Sunday, January 13, 2013

I'm starting to get a much clearer handle on why I've never cared much for this guy

When Colin Powell first came to my attention, he was a Desert Storm general, and, for a brief time, I admired him greatly.  The press conference in which he pointed to a map of Iraqi troop movements and said "The objective is to cut it off and kill it" was pure gold.

Then he retired from the Army and embarked on his civilian career.  He was harmless enough during his stint running that foundation dedicated to helping kids read better or whatever, but, because he went that route rather than into actual think-tank work, my interest level waned rapidly.  He spoke at Republican conventions and his name was even floated as a presidential candidate, but it was those circumstances that brought his ideological squishiness to the fore - being on board with affirmative action, being cool with the extermination of fetal Americans.  Hence I was uneasy about his placement as Secretary of State in the first W administration, a feeling compounded when stories about his tense relations with Dick Cheney and Donald Rumsfeld began to surface.

Since then, he's become downright obnoxious.  Of course, that's my feeling about anybody who has publicly waxed enthusiastically about the Most Equal Comrade - and, yes, I realize that, by that definition, in more than half the encounters in my daily life, I'm dealing with obnoxiousness.

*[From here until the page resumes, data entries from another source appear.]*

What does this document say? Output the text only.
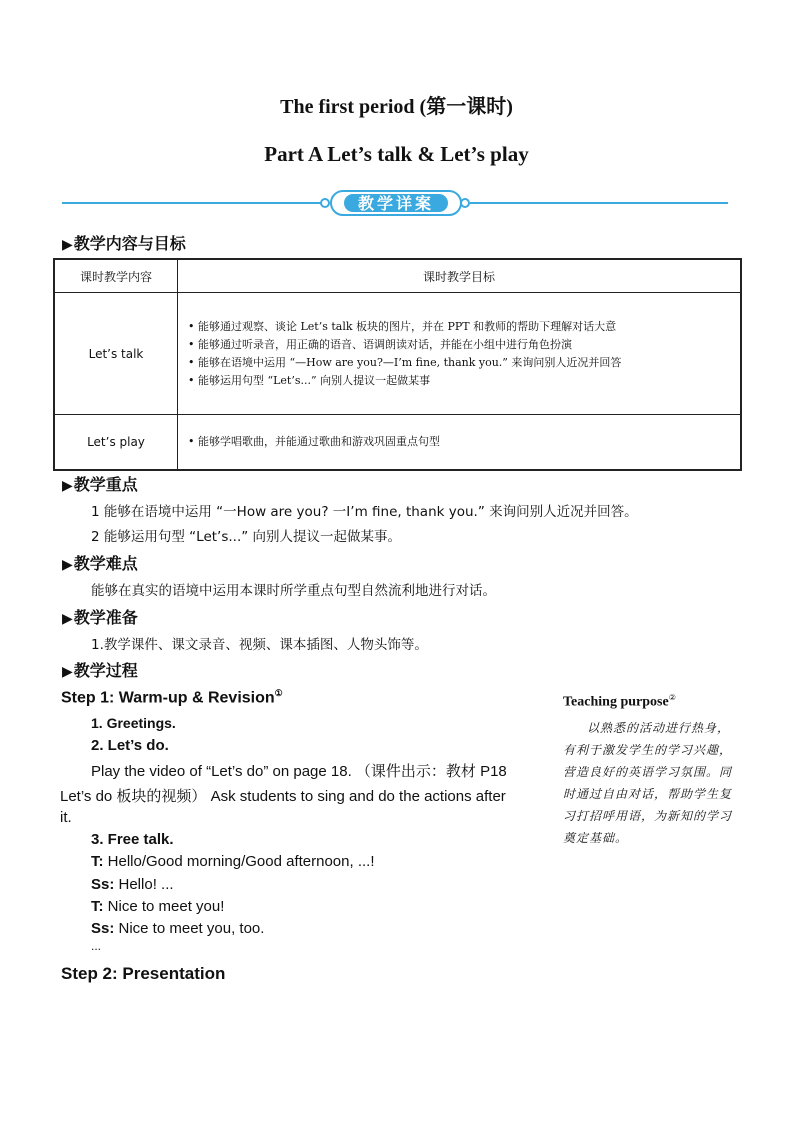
The first period (第一课时)
Part A Let’s talk & Let’s play
教学详案
▶教学内容与目标
课时教学内容	课时教学目标
Let’s talk	• 能够通过观察、谈论 Let’s talk 板块的图片，并在 PPT 和教师的帮助下理解对话大意
• 能够通过听录音，用正确的语音、语调朗读对话，并能在小组中进行角色扮演
• 能够在语境中运用 “—How are you?—I’m fine, thank you.” 来询问别人近况并回答
• 能够运用句型 “Let’s...” 向别人提议一起做某事

Let’s play	• 能够学唱歌曲，并能通过歌曲和游戏巩固重点句型
▶教学重点
1 能够在语境中运用 “一How are you? 一I’m fine, thank you.” 来询问别人近况并回答。
2 能够运用句型 “Let’s...” 向别人提议一起做某事。
▶教学难点
能够在真实的语境中运用本课时所学重点句型自然流利地进行对话。
▶教学准备
1.教学课件、课文录音、视频、课本插图、人物头饰等。
▶教学过程
Step 1: Warm-up & Revision①
1. Greetings.
2. Let’s do.
Play the video of “Let’s do” on page 18. （课件出示：教材 P18
Let’s do 板块的视频） Ask students to sing and do the actions after
it.
3. Free talk.
T: Hello/Good morning/Good afternoon, ...!
Ss: Hello! ...
T: Nice to meet you!
Ss: Nice to meet you, too.
...
Step 2: Presentation
Teaching purpose②
以熟悉的活动进行热身，有利于激发学生的学习兴趣，营造良好的英语学习氛围。同时通过自由对话，帮助学生复习打招呼用语，为新知的学习奠定基础。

But his appearance on Meet the Press this morning, so aptly covered by Ben Shapiro at Brietbart, is a new low.  The guy is either disingenuous in the extreme or appallingly ill-informed.  What the hell prompted him to utter the inanity - with no substantiation - that a major problem with today's GOP is the prevalence of birtherism?  And trotting our a chip on the shoulder over various Pub figures' use of terms like "lazy" or "shuck and jive" is a tactic worthy of Cornel West, not an ostensibly distinguished statesman.

Do us a favor, General, and go the full Charlie Crist / Lincoln Chafee/ Arlen Specter.  We're trying to cultivate a pro-Western-greatness party here, and it's clear you have a whole other set of values.